As the virus surged, Florida partied. Tracking the revelers has been tough.
By Patricia Mazzei
Miami’s flashy nightclubs closed in March, but the parties have raged on in the waterfront manse tucked in the lush residential neighborhood of Belle Meade Island. Revelers arrive in sports cars and ride-shares several nights a week, say neighbors who have spied professional bouncers at the door and bought earplugs to try to sleep through the thumping dance beats.
They are the sort of parties — drawing throngs of maskless strangers to rave until sunrise — that local health officials say have been a notable contributing factor to the soaring coronavirus infections in Florida, one of the most troubling infection spots in the country.
Just how many parties have been linked to COVID-19 is unclear because Florida does not make public information about confirmed disease clusters. On Belle Meade Island, neighbors fear the large numbers of people going in and out of the house parties are precisely what public health officials have warned them about.
“We have hundreds of people coming onto this island,” said Jeri Klemme-Zaiac, a nurse practitioner who has lived in the neighborhood for 25 years. “This is how this is spreading: People have no regard for anyone else.”
The city of Miami and the Miami-Dade Police Department shut down a party at the house just before midnight Wednesday, a spokesperson for the department said. Officers kicked out perhaps a hundred people, estimated Rita Lagace, who lives next door and saw the attendees reluctantly depart. She predicted the festivities would soon return: Targeting loud parties has always been a game of whack-a-mole in Miami, a city famous for its dazzling nightlife.
But the quest to end parties and other social gatherings has gained new urgency because of the exploding coronavirus in Florida, which reported more than 10,000 new cases Sunday.
The state’s contact tracers, already overwhelmed by the surging number of new cases, have found it especially difficult to track how the virus jumped from one party guest to the next because some infected people refused to divulge whom they went out with or had over to their house.
“We are starting to encounter a fair amount of pushback from younger folks when you call them up and say, ‘We want to know everyone who was at your party,’” said Dr. J. Glenn Morris Jr., director of the Emerging Pathogens Institute at the University of Florida in Gainesville, a college town where local officials have begged students to stop partying. “There’s very much a sense of, ‘That’s none of your business.’”
The party problem is not limited to Florida. In New York, officials in Rockland County issued subpoenas to eight partygoers, all in their 20s, who had refused to answer even basic questions about a party they attended, hosted by a person who was sick. The subpoenas threatened a daily fine of up to $2,000. The eight people quickly complied.

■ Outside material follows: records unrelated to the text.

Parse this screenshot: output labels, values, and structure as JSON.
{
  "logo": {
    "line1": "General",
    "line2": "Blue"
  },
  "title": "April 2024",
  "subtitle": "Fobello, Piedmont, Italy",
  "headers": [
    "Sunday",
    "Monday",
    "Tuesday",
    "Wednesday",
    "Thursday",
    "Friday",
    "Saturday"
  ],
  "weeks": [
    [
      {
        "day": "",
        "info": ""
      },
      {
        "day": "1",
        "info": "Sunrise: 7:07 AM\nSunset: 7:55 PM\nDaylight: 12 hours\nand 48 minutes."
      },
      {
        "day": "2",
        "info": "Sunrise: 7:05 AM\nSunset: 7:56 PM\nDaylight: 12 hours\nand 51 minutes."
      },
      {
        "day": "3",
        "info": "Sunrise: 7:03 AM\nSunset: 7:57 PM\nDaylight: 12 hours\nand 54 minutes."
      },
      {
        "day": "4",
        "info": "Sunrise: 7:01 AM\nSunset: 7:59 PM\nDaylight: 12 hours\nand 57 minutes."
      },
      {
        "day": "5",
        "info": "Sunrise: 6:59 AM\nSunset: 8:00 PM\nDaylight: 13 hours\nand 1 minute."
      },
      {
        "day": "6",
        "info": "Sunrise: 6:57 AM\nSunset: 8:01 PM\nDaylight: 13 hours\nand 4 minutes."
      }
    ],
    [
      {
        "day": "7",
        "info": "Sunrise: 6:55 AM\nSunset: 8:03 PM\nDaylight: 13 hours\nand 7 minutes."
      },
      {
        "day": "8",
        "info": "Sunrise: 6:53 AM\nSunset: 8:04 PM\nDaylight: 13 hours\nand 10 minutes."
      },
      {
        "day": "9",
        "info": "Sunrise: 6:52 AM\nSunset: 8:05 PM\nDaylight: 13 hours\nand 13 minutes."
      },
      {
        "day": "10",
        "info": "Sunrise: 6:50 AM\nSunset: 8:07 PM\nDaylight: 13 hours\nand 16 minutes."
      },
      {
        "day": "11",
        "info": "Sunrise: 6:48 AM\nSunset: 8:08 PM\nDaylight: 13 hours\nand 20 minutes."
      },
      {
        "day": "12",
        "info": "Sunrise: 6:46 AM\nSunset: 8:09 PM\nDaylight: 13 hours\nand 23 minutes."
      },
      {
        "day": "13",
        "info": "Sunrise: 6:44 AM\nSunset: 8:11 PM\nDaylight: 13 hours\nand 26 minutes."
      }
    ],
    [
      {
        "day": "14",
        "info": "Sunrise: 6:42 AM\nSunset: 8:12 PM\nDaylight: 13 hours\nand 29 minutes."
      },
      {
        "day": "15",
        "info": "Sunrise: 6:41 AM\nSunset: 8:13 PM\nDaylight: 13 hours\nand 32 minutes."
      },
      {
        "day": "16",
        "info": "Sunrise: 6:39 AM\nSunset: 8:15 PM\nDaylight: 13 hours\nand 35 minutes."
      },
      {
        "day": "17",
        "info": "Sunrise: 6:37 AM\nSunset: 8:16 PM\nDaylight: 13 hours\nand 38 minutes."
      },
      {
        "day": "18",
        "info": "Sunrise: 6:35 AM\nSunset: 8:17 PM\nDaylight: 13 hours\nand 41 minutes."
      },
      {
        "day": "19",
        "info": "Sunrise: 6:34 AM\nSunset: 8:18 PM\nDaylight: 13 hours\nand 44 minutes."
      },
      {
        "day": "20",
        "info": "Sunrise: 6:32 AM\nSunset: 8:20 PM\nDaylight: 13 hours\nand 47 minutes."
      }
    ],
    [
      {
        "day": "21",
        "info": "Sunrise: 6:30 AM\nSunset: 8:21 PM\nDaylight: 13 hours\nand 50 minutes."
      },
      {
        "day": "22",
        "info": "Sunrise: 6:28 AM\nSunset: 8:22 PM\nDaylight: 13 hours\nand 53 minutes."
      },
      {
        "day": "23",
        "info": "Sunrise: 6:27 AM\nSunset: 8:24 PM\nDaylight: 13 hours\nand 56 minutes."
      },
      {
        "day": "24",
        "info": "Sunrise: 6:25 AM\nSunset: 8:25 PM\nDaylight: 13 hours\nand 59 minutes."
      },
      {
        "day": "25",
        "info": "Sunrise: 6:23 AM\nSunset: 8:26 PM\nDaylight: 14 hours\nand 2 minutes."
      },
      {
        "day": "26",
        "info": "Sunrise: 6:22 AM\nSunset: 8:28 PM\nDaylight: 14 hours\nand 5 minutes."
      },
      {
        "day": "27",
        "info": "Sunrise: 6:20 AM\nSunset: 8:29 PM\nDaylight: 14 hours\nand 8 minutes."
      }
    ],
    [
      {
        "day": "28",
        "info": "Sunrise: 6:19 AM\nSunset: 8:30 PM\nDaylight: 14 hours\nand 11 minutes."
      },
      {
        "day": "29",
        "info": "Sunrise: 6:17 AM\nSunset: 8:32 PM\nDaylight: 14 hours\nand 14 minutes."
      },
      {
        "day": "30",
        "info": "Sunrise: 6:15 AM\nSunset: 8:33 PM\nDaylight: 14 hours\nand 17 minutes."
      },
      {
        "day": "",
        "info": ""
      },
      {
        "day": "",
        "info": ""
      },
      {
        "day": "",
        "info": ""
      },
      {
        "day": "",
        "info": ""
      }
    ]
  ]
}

In Miami, the city attorney plans to sue the owner of the Belle Meade Island party house next week, citing repeated “illegal activity.” Local officials have not publicly disclosed any case of the virus traced to the house, whose owner could not be reached for comment.
Florida’s cases began climbing in June, about a month after the start of the state’s economic reopening. The surge came after Memorial Day and several weeks of protests against police brutality, though public health officials had not publicly tied any outbreaks directly to the beaches or the demonstrations. Instead, they said people resuming their normal jaunts to bars, restaurants and parties had spread the virus.
The socializing that followed Florida’s rapid economic reopening has left the state reeling from the virus. The Department of Health reported more than 11,400 infections Saturday, a record. Florida cases made up 20% of all U.S. cases Thursday. Patients with COVID-19 have begun to fill up Florida hospital wards, forcing some hospitals to scrap elective surgeries, as they did early on in the pandemic. More than 3,600 people have died, including an 11-year-old boy.
Desperate local officials have adopted local mask requirements and closed the beaches over the long holiday weekend. Some communities were deploying teams to go door-to-door in the hardest hit neighborhoods, distributing masks, hand sanitizers and flyers with information on coronavirus symptoms and testing.
Gov. Ron DeSantis, a Republican, insisted there would be no new shutdown, but a piecemeal rollback is still underway: The state banned drinking at bars. Miami-Dade County ordered entertainment venues to close again and imposed a curfew “If everyone is enjoying life but doing it responsibly, we’re going to be fine,” DeSantis said Thursday in Tampa after a visit from Vice President Mike Pence.
The Florida Department of Health has about 1,600 students, epidemiologists and other staff doing contact tracing, and it has hired a contractor to bring on 600 more people, for a total of 2,200. That is about a third of the roughly 6,400 tracers that will be needed to meet the target of 30 tracers per 100,000 people recommended by the National Association of County and City Health Officials.
With so much community spread, trying to trace the contacts of every positive case becomes unrealistic, several public health officials said.
“We may have to change the priorities on tracing as the numbers continue to increase, because at some point it is like drinking out of a fire hose,” said Raul Pino, the health department officer in Orlando.